Last year I reconnected with an old friend via Instagram to ask about her experience of van life. We began chatting and, after I moved back from interstate, hung out a fair bit. She was in the process of reacclimatising to non-nomadic life. We had fun designing the interiors of her apartment, sourcing stuff on Gumtree, and seeing how it all came together.
Being out of work, I had time to traipse around Sydney collecting the bargains we’d snagged and ferrying them to her place up north. She showed me the progress she was making on building a small business as a woodworker, and I was delighted to front some cash for supplies for the first batch of a signature product she was working on.
We spent a couple of summer afternoons painting old pallets white so they’d look good as the base of a futon couch. I listened as she spoke at length of the relationship difficulties she’d encountered in the years since we were last in touch, and I shared a little of my own higgledy-piggledy story as we soaked our paint-splattered selves in the spa.
A new raft of troubles came my way early this year and I found myself in hospital for a few weeks. When I got out, I wasn’t prepared for the reaction she threw me one evening when we met up for a beer. Her anger towards me caught me totally off-guard.
She’d expected more openness and contact from me. She was cross about the impact my mental health troubles were having on others. She said she wasn’t surprised I was short on friends and couldn’t hold down a relationship if I treated people like I treated her. There’s more, but you get the picture… I drove home before we had time to order dinner, winded by a sickening slug of fury mixed with confusion. I’d been so good to this person!
In a deeply awkward turn of events, the products she gave me that evening, for which I’d paid up front a year earlier, were faulty and I had to return them in exchange for a refund. This incited a barrage of abusive texts with messages like, ‘Didn’t think you could sink any lower’, ‘Stay out of my life forever’, ‘You’re awful’, ‘You’re a problematic antagonistic person’, ‘You don’t have enough mates to keep being a dick to them mate’, ‘If you want good friends… be a better friend’.

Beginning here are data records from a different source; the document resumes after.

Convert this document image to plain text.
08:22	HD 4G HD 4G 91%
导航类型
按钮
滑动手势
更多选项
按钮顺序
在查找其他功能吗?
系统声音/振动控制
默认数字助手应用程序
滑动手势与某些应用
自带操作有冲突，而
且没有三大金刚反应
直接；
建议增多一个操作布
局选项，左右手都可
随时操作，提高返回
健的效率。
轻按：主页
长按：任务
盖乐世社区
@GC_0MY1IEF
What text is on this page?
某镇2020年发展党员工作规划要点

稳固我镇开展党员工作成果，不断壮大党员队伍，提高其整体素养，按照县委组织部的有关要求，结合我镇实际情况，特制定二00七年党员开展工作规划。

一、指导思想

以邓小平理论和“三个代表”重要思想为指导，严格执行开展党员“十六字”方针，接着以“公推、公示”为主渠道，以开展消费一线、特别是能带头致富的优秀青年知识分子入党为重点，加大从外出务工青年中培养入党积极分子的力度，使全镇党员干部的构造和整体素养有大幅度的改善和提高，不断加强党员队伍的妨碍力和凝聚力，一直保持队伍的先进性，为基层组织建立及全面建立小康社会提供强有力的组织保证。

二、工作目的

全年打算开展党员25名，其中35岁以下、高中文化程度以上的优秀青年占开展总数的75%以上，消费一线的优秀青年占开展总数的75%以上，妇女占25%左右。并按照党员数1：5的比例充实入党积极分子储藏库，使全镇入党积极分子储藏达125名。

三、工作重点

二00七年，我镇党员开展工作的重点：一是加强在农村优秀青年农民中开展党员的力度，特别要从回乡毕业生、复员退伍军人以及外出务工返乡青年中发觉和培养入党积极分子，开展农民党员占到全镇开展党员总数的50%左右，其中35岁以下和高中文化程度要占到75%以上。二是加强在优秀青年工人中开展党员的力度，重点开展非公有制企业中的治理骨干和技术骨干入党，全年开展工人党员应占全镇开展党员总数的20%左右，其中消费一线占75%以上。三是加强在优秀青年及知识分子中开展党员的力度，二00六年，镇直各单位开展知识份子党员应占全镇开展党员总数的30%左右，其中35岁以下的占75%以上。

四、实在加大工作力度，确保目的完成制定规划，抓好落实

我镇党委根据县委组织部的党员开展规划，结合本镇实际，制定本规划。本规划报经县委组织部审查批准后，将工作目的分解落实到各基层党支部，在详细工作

You’re wondering, Why is she writing this? Is she really this hung up on some chick’s silly negativity? Is she letting someone unhealthy get to her? Don’t emotionally evolved people let this stuff just slide off, like water off a duck’s back?
Perhaps, but growth is hard-won. I’m writing this because it’s such a stark example of how much I have grown. I have changed for the better. I am healthier and more mature than I ever have been, and I’d like to celebrate that. Here. Like this.
I have had a tendency towards self-sacrifice in relationships. It’s a pattern I’ve observed through reflection on the past twenty years. Time and time again, I’ve ended up crying in a heap because people just don’t love me the way I love them. I’m beginning to see why! Here’s something I wrote in my journal a couple of weeks ago:
Why do I gravitate towards broken people, people who will hurt me? Why do I always want to fix other people’s problems? Because then I’ll matter more to them. It’s a value-add. So, if I fix my problems will I matter more to me?
It’s one marker of the new insight I’m reaping from the pain sown in years gone by. It’s evidence a deeper kindness towards myself. Kindness towards others has always come more easily to me than compassion for myself. So it’s quite astounding that in the past month people from various corners of life have said these words to me:
“You’re the most grounded person I know.”
“I so admire how you’re going about this chapter of your life.”
“You’re different than you were, in a good way.”
“You are so kind and so wise, Steph.”
“You’ve turned a corner in how you think about what you want, and I can tell you’re committed to continued growth.”
“I reckon you know yourself so much better now. You don’t put up with shit like you used to.”
When I started this blog, I would not have handled the dysfunction in the friendship described above like I handled it recently. Which was, with kindness, integrity and LIKE A BOSS. I am grateful, proud and relieved to have made this progress.
She’s wrong, that girl: I am one of the best friends a person can have. And I get to choose who I let into my life in this season. I’ve already found some treasures and I’ll be holding on to them — but applications remain open, folks!